Combining a high level of complexity with fierce darkness thematically and sonically, they carry a palpable immediacy. Though there’s a good amount of detours and asides in their album for atmospheric purposes, the core is always the same: stick-splintering drumming, ultra-fast riffing coupled with more melodic sections with neither feeling soulless, and searing vocals. There’s also a general air of fantasy that’s almost exclusive to Italy, a country with a rich history and legacy for being the center of many of the world’s greater cultural movements and advancements.
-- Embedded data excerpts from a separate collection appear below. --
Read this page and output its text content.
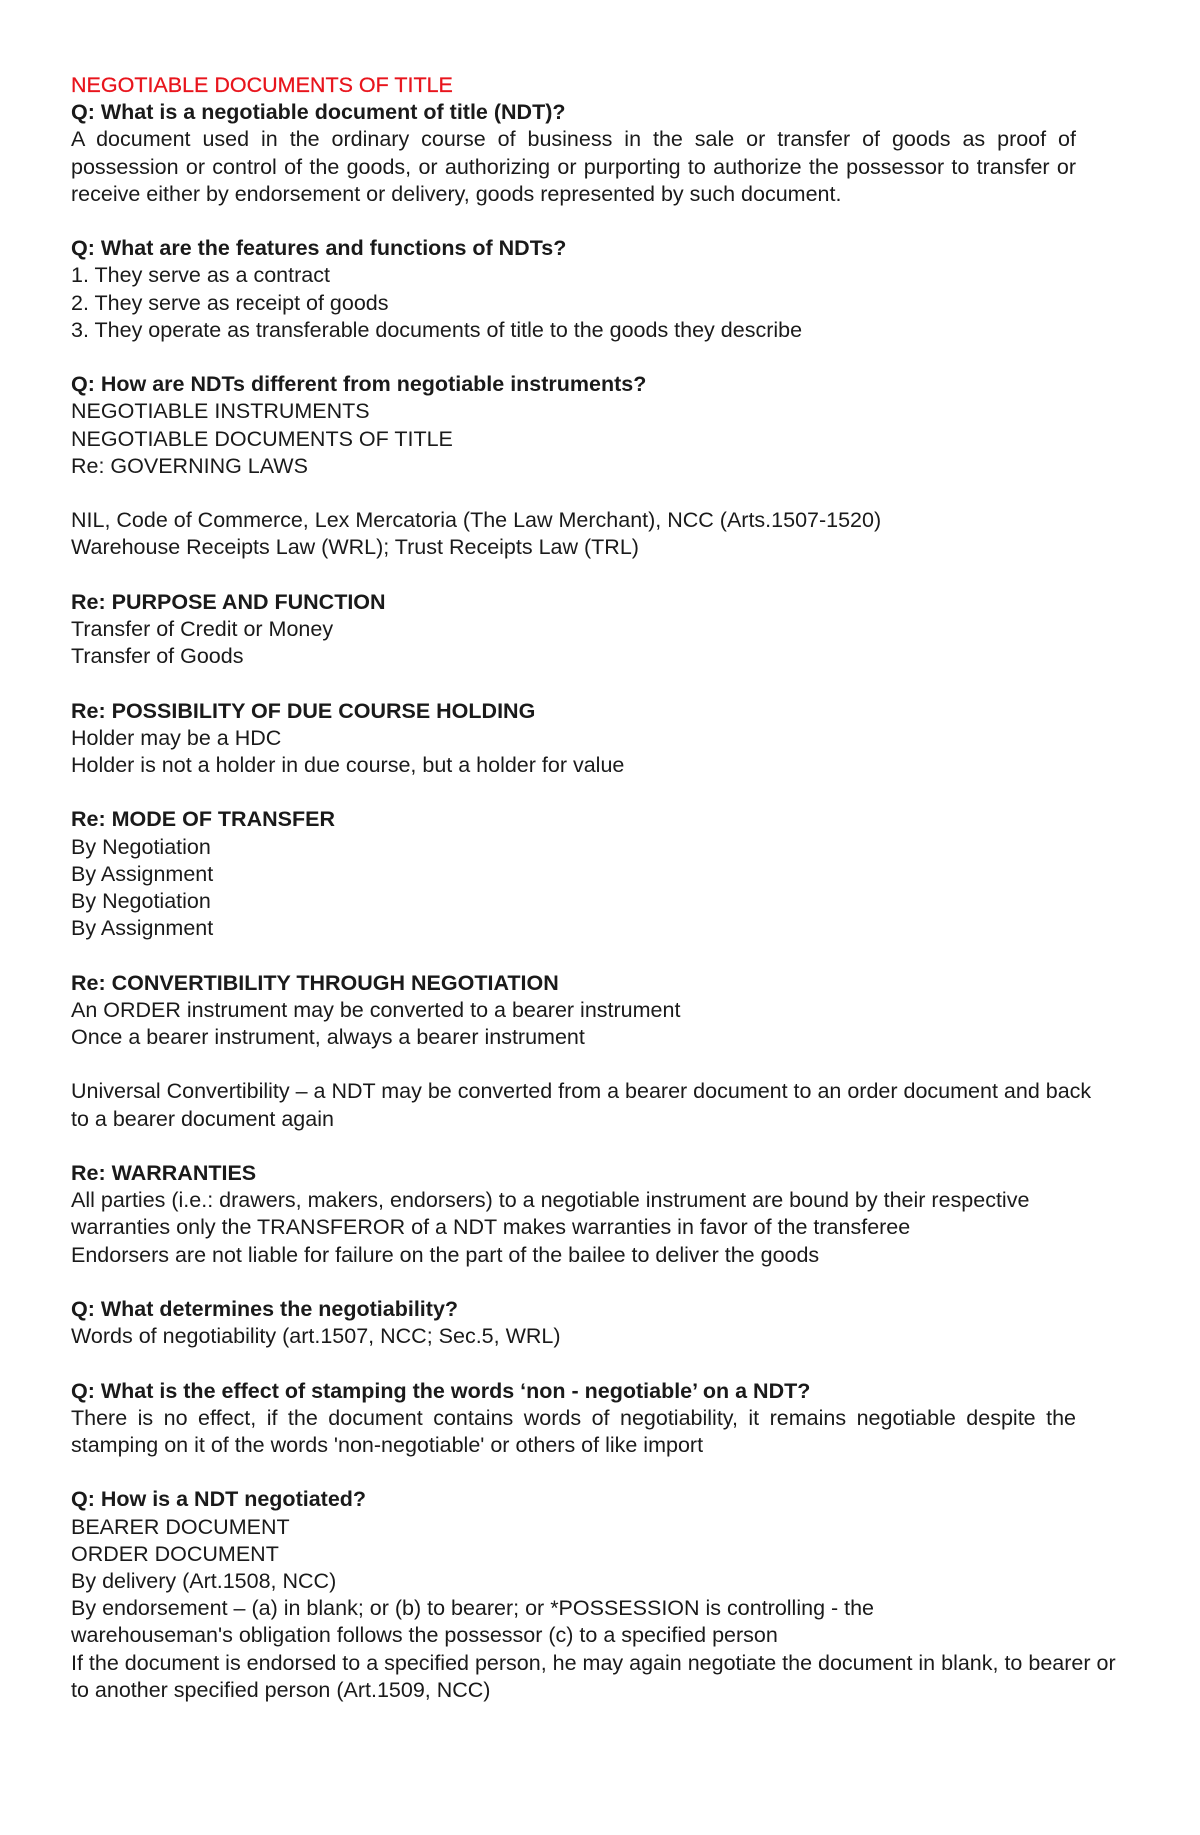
NEGOTIABLE DOCUMENTS OF TITLE

Q: What is a negotiable document of title (NDT)?

A document used in the ordinary course of business in the sale or transfer of goods as proof of possession or control of the goods, or authorizing or purporting to authorize the possessor to transfer or receive either by endorsement or delivery, goods represented by such document.

Q: What are the features and functions of NDTs?

1. They serve as a contract

2. They serve as receipt of goods

3. They operate as transferable documents of title to the goods they describe

Q: How are NDTs different from negotiable instruments?

NEGOTIABLE INSTRUMENTS

NEGOTIABLE DOCUMENTS OF TITLE

Re: GOVERNING LAWS

NIL, Code of Commerce, Lex Mercatoria (The Law Merchant), NCC (Arts.1507-1520)

Warehouse Receipts Law (WRL); Trust Receipts Law (TRL)

Re: PURPOSE AND FUNCTION

Transfer of Credit or Money

Transfer of Goods

Re: POSSIBILITY OF DUE COURSE HOLDING

Holder may be a HDC

Holder is not a holder in due course, but a holder for value

Re: MODE OF TRANSFER

By Negotiation

By Assignment

By Negotiation

By Assignment

Re: CONVERTIBILITY THROUGH NEGOTIATION

An ORDER instrument may be converted to a bearer instrument

Once a bearer instrument, always a bearer instrument

Universal Convertibility – a NDT may be converted from a bearer document to an order document and back to a bearer document again

Re: WARRANTIES

All parties (i.e.: drawers, makers, endorsers) to a negotiable instrument are bound by their respective warranties only the TRANSFEROR of a NDT makes warranties in favor of the transferee

Endorsers are not liable for failure on the part of the bailee to deliver the goods

Q: What determines the negotiability?

Words of negotiability (art.1507, NCC; Sec.5, WRL)

Q: What is the effect of stamping the words ‘non - negotiable’ on a NDT?

There is no effect, if the document contains words of negotiability, it remains negotiable despite the stamping on it of the words 'non-negotiable' or others of like import

Q: How is a NDT negotiated?

BEARER DOCUMENT

ORDER DOCUMENT

By delivery (Art.1508, NCC)

By endorsement – (a) in blank; or (b) to bearer; or *POSSESSION is controlling - the warehouseman's obligation follows the possessor (c) to a specified person

If the document is endorsed to a specified person, he may again negotiate the document in blank, to bearer or to another specified person (Art.1509, NCC)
In that sense, I guess you could argue they come from a very particular pool of creative primordial ooze, weaving tales of grandeur into work with ease. Unextinct is just that. Based loosely on the stories of Dracula and Nosferatu, the album explores a primal world that exists in unison to ours. It’s not for us, but we always teeter in the balance of it, in spite of “nature’s true nature”, as the band puts it, which has no morality, it simply exists in the shadows of mankind, unextinct.

And these are particularly the kinds of feelings conjured up by the quartet on “Mysterium Tremendum”, a single from early last year, but has since been spiced up and re-recorded for the album. Agile musicianship gives way to a story of a blackened world of foul beasts risen with havoc in mind, not for malevolence’s sake, simply because their nature dictates it. Guitars act like potent mana that give the song life - they’re relatively simple compared to other songs, but still carry a significant weight and I love the brief, higher melody at the end of a couple of the verses that give the track an expansiveness that sounds so good.

It feels like Hideous Divinity really tried to broaden their soundscapes a bit more with Unextinct like on “Atto Quarto: The Horror Paradox” where the expansiveness is even more apparent. I mean, it better be at over eight minutes long, but it makes good on the time with a lot of sonic diversity and memorable sections that are certainly horrific in the truest sense. It’s all a little dramatic, but it wouldn’t be Italian otherwise. The same goes for “Against The Sovereignty Of Mankind” which is probably my favorite single (“The Numinous One” is also pretty good), held aloft by a great solo and sense of progression. It gives the same sort of vibes I used to get from Dimmu Borgir songs when I was younger and didn’t know any better.

With music this dense, I’m glad we’re afforded a few calmer moments with “Hair, Dirt, Mud” which feels transitional between the album’s two halves.”Dust Settles In Humanity” introduces Unextinct with glorious, blackened instrumentation and atmosphere that claw at the fabric of reality, tearing open portals to the hellworlds we’re shown throughout the album. Near the end and right before “Mysterium Tremendum”, we get “Der Verlorene Sohn” (‘The Prodigal Son’ in German) which is cosmic in nature, short and warped by all the damage done in songs prior, but a good break to brace you for the last two dense, theatrical songs.

2017’s Adveniens and 2019’s Simulacrum are pretty good albums, not impossible to beat by any means, but a solid bar for a band to have when it comes to measuring other works. Unextinct surpasses both by devoting more time and energy to creating a more fleshed-out world and guiding us through it cinematically and a semblance of care. Still, the metal that’s here sometimes edges too close to samey with itself and other bands in this genre. People that indulge in technical metal often may not find themselves too persuaded by the things that Hideous Divinity do well, but I think it’s uniform enough to give it a try if anything I’ve said piques interest.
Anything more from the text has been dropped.